28 April 2014 / #Erlang #fault tolerance

Some Thoughts on Go and Erlang

UPDATE: I’m seeing that I did not make the point of this post clear. I am not saying Go is wrong or should change because it isn’t like Erlang. What I am attempting to show is the choices Go made that make it not an alternative to Erlang for backends where availability and low latency for high numbers of concurrent requests is a requirement. And notice I’m not writing this about a language like Julia. I have heard Go pitched as an alternative to Erlang for not only new projects but replacing old. No one would say the same for Julia, but Go and Node.js are seen by some as friendlier alternatives. And no, Erlang isn’t the solution for everything! But this is specifically about where Erlang is appropriate and Go is lacking.

I’m going to attempt to leave out my subjective opinions for disliking parts of Go, such as syntax or lack of pattern matching, and explain objective reasons for the language and runtime not being fit for certain types of systems. But I’ll start with the good.

Where Go Shines

Clients

As Rob Pike wrote, his biggest surprise was Go is mostly gaining developers from Python and Ruby, not C++. To me this trend has been great to see. No more slow clients installed through pip or gems! (Though for some reason Node.js for clients is growing, wtf Keybase?)

Go provides developers with a fast and easy to use high level, statically typed language with garbage collection and concurrency primitives. It would be great for C++ developers to move to Go as well, the programs that crash constantly on my machine are proprietary C++ that love to misuse memory – Hipchat and Spotify. But Rob Pike pointed out that the C++ developers don’t want the simplified, yet powerful, world of Go. Ruby and Python developers, rightly, do.

Tooling

Getting up and going with building executables depending on third party libraries can be done easily without depending on third party tools, it all comes with Go. While the tools aren’t perfect, there are tools to fill in some gaps like Godep, it is still a huge win for the language.

Where Go Falls Short

Some of Go’s design decisions are detrimental when it comes to writing low-latency fault-tolerant systems.

Concurrency

Yes, I listed concurrency primitives as a plus in the first section. It is in the case of replacing Ruby or Python or C++ for clients. But when it comes to complex backends that need to be fault-tolerant Go is as broken as any other language with shared state.

Pre-emptive Scheduling

Here Go has gotten much better. Go’s pre-emptive scheduling was done on syscalls but now pre-emption is done when a goroutine checks the stack, which it does on every function call, and this may be marked to fail (causing pre-emption) if the goroutine has been running for longer than some time period. While this is an improvement it still lags behind Erlang’s reduction counting and newly added dirty schedulers for improved integration with C.

Garbage Collection

In Go garbage collection is global mark and sweep. This pauses all goroutines during the sweep and this is terrible for latency. Again, low latency is hard, the more the runtime can do for you the better.

Error Handling

This isn’t just about having no exceptions and the use of checking if a second return value is nil. Goroutines have no identity which means Go lacks the ability to link or monitor goroutines. No linking (instead using panic and defer) and no process isolation means you can not fall back on crashing and restarting in a stable state. There will be bugs in production and a lot of those bugs will be Heisenbugs, so being able to layout processes, isolated from each other but linked based on their dependencies, is key for fault tolerance.

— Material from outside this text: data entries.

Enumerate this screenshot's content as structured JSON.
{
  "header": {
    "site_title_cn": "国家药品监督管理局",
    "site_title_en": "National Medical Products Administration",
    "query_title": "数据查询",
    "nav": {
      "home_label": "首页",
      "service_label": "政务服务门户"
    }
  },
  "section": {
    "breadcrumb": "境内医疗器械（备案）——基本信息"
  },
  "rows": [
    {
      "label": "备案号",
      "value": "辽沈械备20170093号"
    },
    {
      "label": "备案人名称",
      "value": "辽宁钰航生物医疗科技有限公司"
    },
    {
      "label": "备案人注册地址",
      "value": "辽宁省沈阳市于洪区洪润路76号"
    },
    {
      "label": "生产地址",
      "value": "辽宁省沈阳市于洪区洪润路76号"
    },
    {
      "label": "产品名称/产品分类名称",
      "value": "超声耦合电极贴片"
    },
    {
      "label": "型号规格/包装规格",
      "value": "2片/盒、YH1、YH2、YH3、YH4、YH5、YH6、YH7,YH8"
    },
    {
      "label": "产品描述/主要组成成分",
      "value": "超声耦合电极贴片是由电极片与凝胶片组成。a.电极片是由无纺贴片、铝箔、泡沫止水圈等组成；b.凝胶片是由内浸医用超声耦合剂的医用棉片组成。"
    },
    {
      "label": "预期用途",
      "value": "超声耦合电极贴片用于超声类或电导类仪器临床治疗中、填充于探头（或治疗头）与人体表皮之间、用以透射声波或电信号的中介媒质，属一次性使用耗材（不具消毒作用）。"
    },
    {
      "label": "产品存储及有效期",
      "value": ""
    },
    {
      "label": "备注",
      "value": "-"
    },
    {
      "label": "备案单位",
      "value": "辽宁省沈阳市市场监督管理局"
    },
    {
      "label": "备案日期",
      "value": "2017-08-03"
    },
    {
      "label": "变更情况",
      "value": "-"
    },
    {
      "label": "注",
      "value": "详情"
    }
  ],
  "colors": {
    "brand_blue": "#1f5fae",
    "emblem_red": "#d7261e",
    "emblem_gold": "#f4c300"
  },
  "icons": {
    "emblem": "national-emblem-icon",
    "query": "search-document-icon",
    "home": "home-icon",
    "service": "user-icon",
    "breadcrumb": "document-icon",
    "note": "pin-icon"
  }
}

And on top of these major omissions in dealing with faults Go has nil. How in 2014 this is considered OK I haven’t wrapped my mind around yet. I’ll just leave it at that, with a befuddled look.

Introspection

Not having a REPL is annoying for development, but no remote shell for running systems is a deal breaker. Erlang has impressive tracing capabilities and tools built on those capabilities like recon_trace. Erlang’s introspection greatly improves development as well as maintenance of complex running systems.

Static Linking

Yes, another thing that was also in the positives but becomes a negative when used in systems that are expected to be long running. While having no linking does means slower execution it gives Erlang advantages in the case of code replacement on running systems. It is important to note that due to Erlang’s scheduling and garbage collecting strategies many of these speed tradeoffs do not mean Erlang will be slower than an implementation in another language, especially if the Erlang implementation is the only one still running.

Code Organization

The OTP framework provides libraries for common patterns. OTP not only means less code to write and better abstractions but also improves readability. Following the OTP standards with applications, supervisors and workers (gen_server, gen_fsm, gen_event) means a developer new to the program is able to work down through the tree of processes and how they interact. Go’s channels, unidentifiable goroutines and lack of patterns to separate goroutines into separate modules leads to much harder code to reason about.

Can or Even Should Go Change?

Erlang has been around for decades and Go is the new kid on the block, so can Go improve in these areas? Some, yes, but most of it can not because of the choices made in the design of the language which were not fault tolerance and low latency.

This doesn’t mean Go is “bad” or “wrong”. It simply makes different choices and thus is better suited for different problems than a language like Erlang.